Risueño el cuento que nos contamos una y otra vez.
Y las velas que prendimos una y otra vez para conocernos, con hábito y con paciencia.
Sabiendo una y otra vez que no hay tormenta que dure un ocho perezoso.
Así, una y otra vez, las bifurcaciones del camino se preceden, como si fuese una especie de competencia.
Una y otra vez el liderazgo cae por su propio peso.

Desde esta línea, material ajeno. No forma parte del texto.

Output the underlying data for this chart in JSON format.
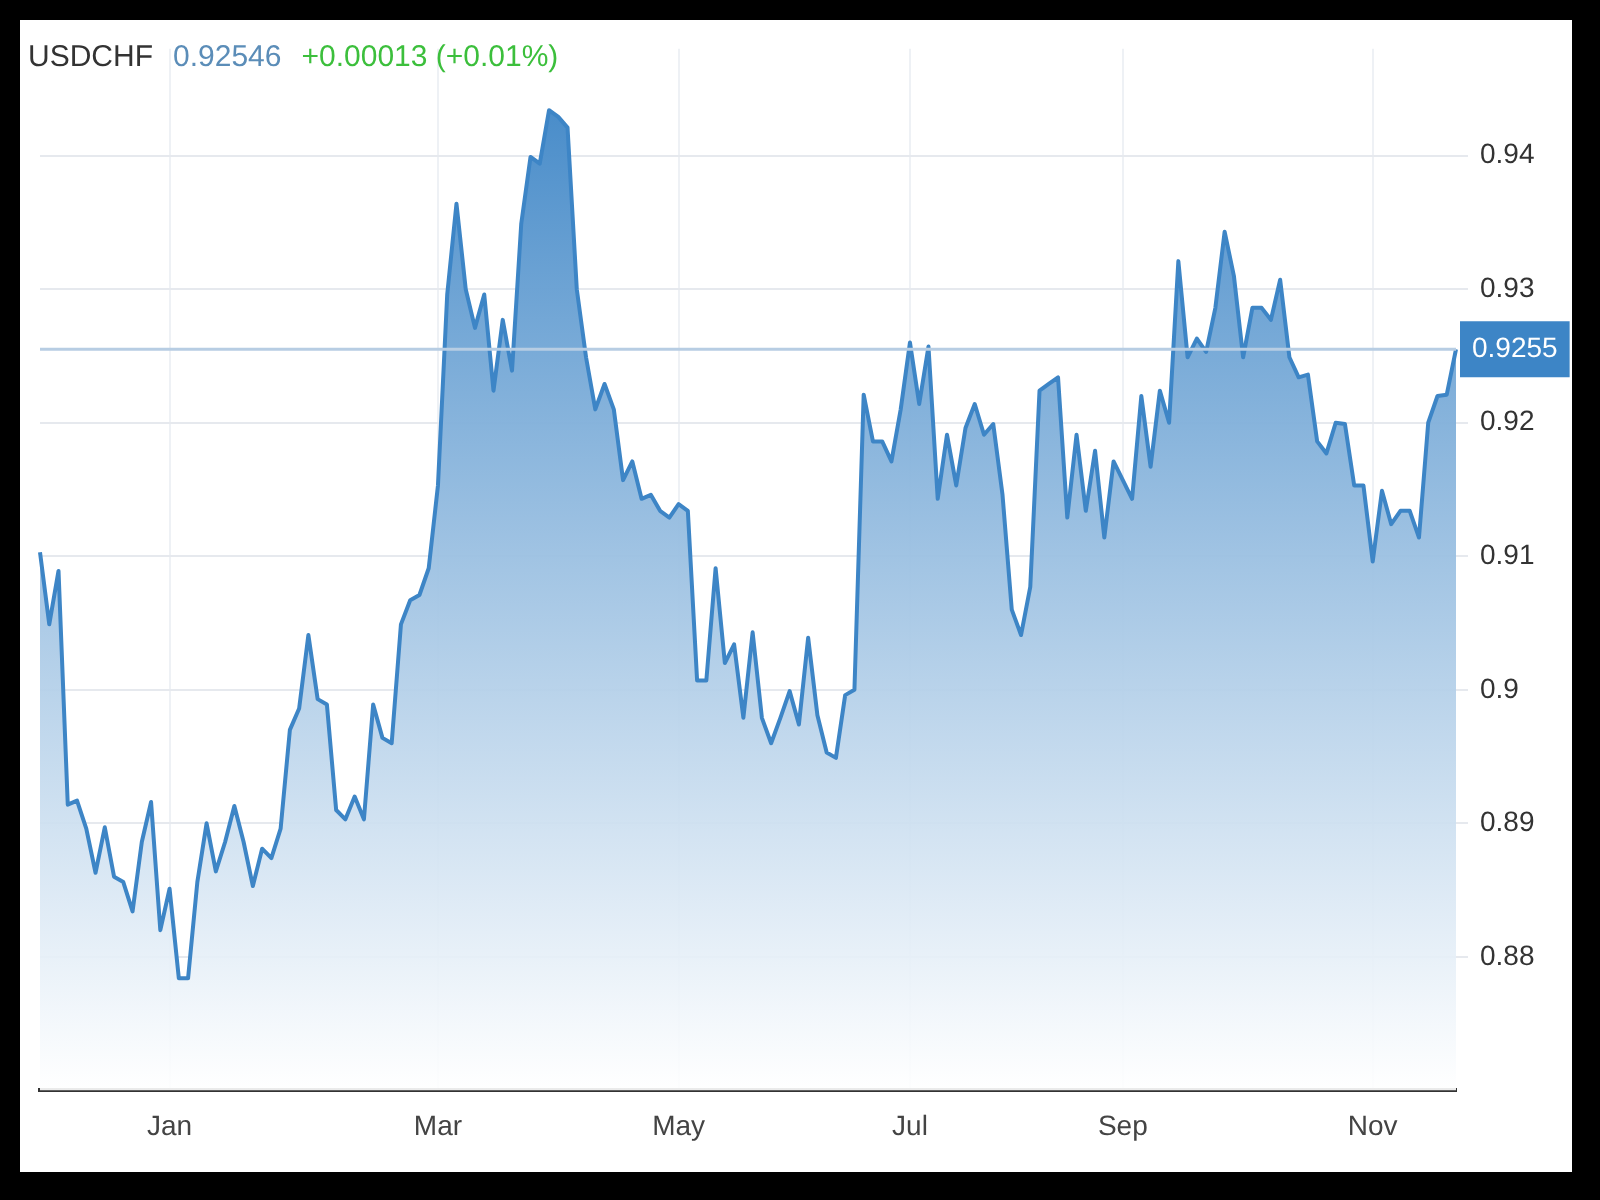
{
  "chart_data": {
    "type": "area",
    "title": "USDCHF",
    "annotations": [
      "0.92546",
      "+0.00013 (+0.01%)"
    ],
    "color": "#3d85c6",
    "categories": [
      null,
      null,
      null,
      null,
      null,
      null,
      null,
      null,
      null,
      null,
      null,
      null,
      null,
      null,
      "Jan",
      null,
      null,
      null,
      null,
      null,
      null,
      null,
      null,
      null,
      null,
      null,
      null,
      null,
      null,
      null,
      null,
      null,
      null,
      null,
      null,
      null,
      null,
      null,
      null,
      null,
      null,
      null,
      null,
      "Mar",
      null,
      null,
      null,
      null,
      null,
      null,
      null,
      null,
      null,
      null,
      null,
      null,
      null,
      null,
      null,
      null,
      null,
      null,
      null,
      null,
      null,
      null,
      null,
      null,
      null,
      "May",
      null,
      null,
      null,
      null,
      null,
      null,
      null,
      null,
      null,
      null,
      null,
      null,
      null,
      null,
      null,
      null,
      null,
      null,
      null,
      null,
      null,
      null,
      null,
      null,
      "Jul",
      null,
      null,
      null,
      null,
      null,
      null,
      null,
      null,
      null,
      null,
      null,
      null,
      null,
      null,
      null,
      null,
      null,
      null,
      null,
      null,
      null,
      null,
      "Sep",
      null,
      null,
      null,
      null,
      null,
      null,
      null,
      null,
      null,
      null,
      null,
      null,
      null,
      null,
      null,
      null,
      null,
      null,
      null,
      null,
      null,
      null,
      null,
      null,
      null,
      null,
      "Nov",
      null,
      null,
      null,
      null,
      null,
      null,
      null,
      null,
      null
    ],
    "values": [
      0.9103,
      0.9049,
      0.9089,
      0.8914,
      0.8917,
      0.8896,
      0.8863,
      0.8897,
      0.886,
      0.8856,
      0.8834,
      0.8886,
      0.8916,
      0.882,
      0.8851,
      0.8784,
      0.8784,
      0.8856,
      0.89,
      0.8864,
      0.8886,
      0.8913,
      0.8886,
      0.8853,
      0.8881,
      0.8874,
      0.8896,
      0.897,
      0.8986,
      0.9041,
      0.8993,
      0.8989,
      0.891,
      0.8903,
      0.892,
      0.8903,
      0.8989,
      0.8964,
      0.896,
      0.9049,
      0.9067,
      0.9071,
      0.9091,
      0.9153,
      0.9296,
      0.9364,
      0.93,
      0.9271,
      0.9296,
      0.9224,
      0.9277,
      0.9239,
      0.9349,
      0.9399,
      0.9394,
      0.9434,
      0.9429,
      0.9421,
      0.93,
      0.9249,
      0.921,
      0.9229,
      0.921,
      0.9157,
      0.9171,
      0.9143,
      0.9146,
      0.9134,
      0.9129,
      0.9139,
      0.9134,
      0.9007,
      0.9007,
      0.9091,
      0.902,
      0.9034,
      0.8979,
      0.9043,
      0.8979,
      0.896,
      0.8979,
      0.8999,
      0.8974,
      0.9039,
      0.8981,
      0.8953,
      0.8949,
      0.8996,
      0.9,
      0.9221,
      0.9186,
      0.9186,
      0.9171,
      0.921,
      0.926,
      0.9214,
      0.9257,
      0.9143,
      0.9191,
      0.9153,
      0.9196,
      0.9214,
      0.9191,
      0.9199,
      0.9146,
      0.906,
      0.9041,
      0.9077,
      0.9224,
      0.9229,
      0.9234,
      0.9129,
      0.9191,
      0.9134,
      0.9179,
      0.9114,
      0.9171,
      0.9157,
      0.9143,
      0.922,
      0.9167,
      0.9224,
      0.92,
      0.9321,
      0.9249,
      0.9263,
      0.9253,
      0.9286,
      0.9343,
      0.931,
      0.9249,
      0.9286,
      0.9286,
      0.9277,
      0.9307,
      0.9249,
      0.9234,
      0.9236,
      0.9186,
      0.9177,
      0.92,
      0.9199,
      0.9153,
      0.9153,
      0.9096,
      0.9149,
      0.9124,
      0.9134,
      0.9134,
      0.9114,
      0.92,
      0.922,
      0.9221,
      0.9255
    ],
    "ylim": [
      0.87,
      0.948
    ],
    "yticks": [
      0.88,
      0.89,
      0.9,
      0.91,
      0.92,
      0.93,
      0.94
    ],
    "grid": true,
    "ref_lines": [
      {
        "axis": "y",
        "value": 0.9255,
        "label": "0.9255",
        "color": "#b7cde3"
      }
    ]
  }
}
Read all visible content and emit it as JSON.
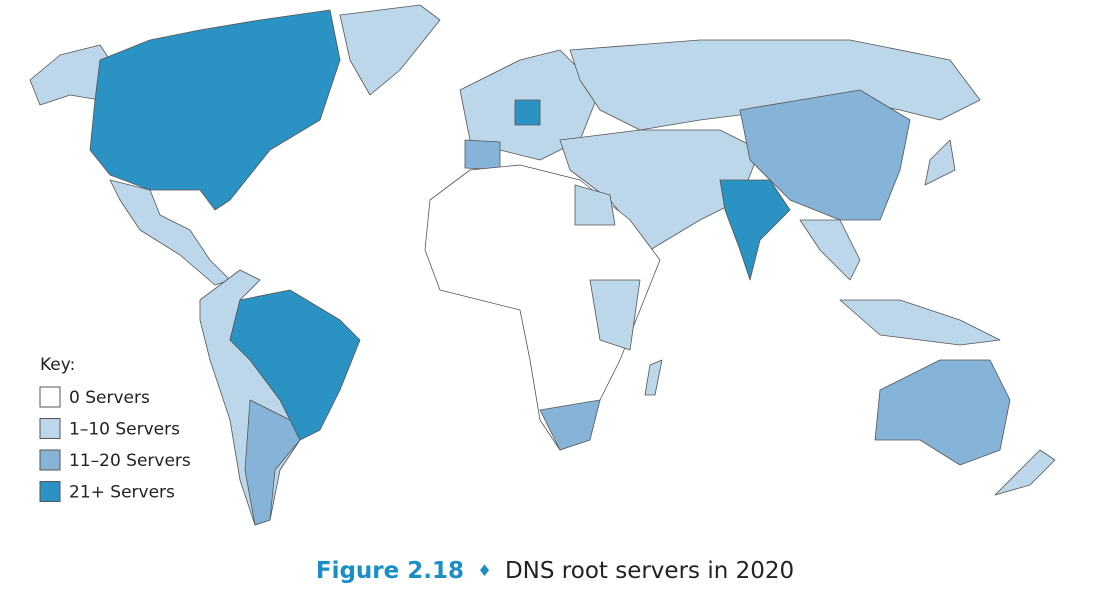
{
  "legend": {
    "title": "Key:",
    "items": [
      {
        "label": "0 Servers",
        "color": "#ffffff"
      },
      {
        "label": "1–10 Servers",
        "color": "#bcd7ea"
      },
      {
        "label": "11–20 Servers",
        "color": "#86b4d8"
      },
      {
        "label": "21+ Servers",
        "color": "#2a93c4"
      }
    ]
  },
  "caption": {
    "label": "Figure 2.18",
    "separator": "♦",
    "text": "DNS root servers in 2020"
  }
}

La escuela de la que salimos lo sabe y quiénes levantaban la voz, solo afirmaban su naturaleza irascible y volcánica.
Perfecto una y otra vez.
Son los tiempos de Dios, que una y otra vez, nos ponen en un lugar vulnerable y nos recuerdan que no hay separación y por eso hay que evitar la ofensa al propio ser.
Como si el cantar de un pájaro no fuera suficiente para callar los malos pensamientos, que una y otra vez deben ser silenciados con el amor y la poderosa presencia de Dios.
Como si ver una ballena asomarse a la superficie no fuera suficiente para entender la inmensidad inconmensurable de la vida en la Tierra.
Y una y otra vez seguimos en la rueda, pero si nos detenemos y nos volvemos uno con el todo, dejando a un lado la dualidad, abrazando ese intento de separación para ser amor profunda y omnímodamente.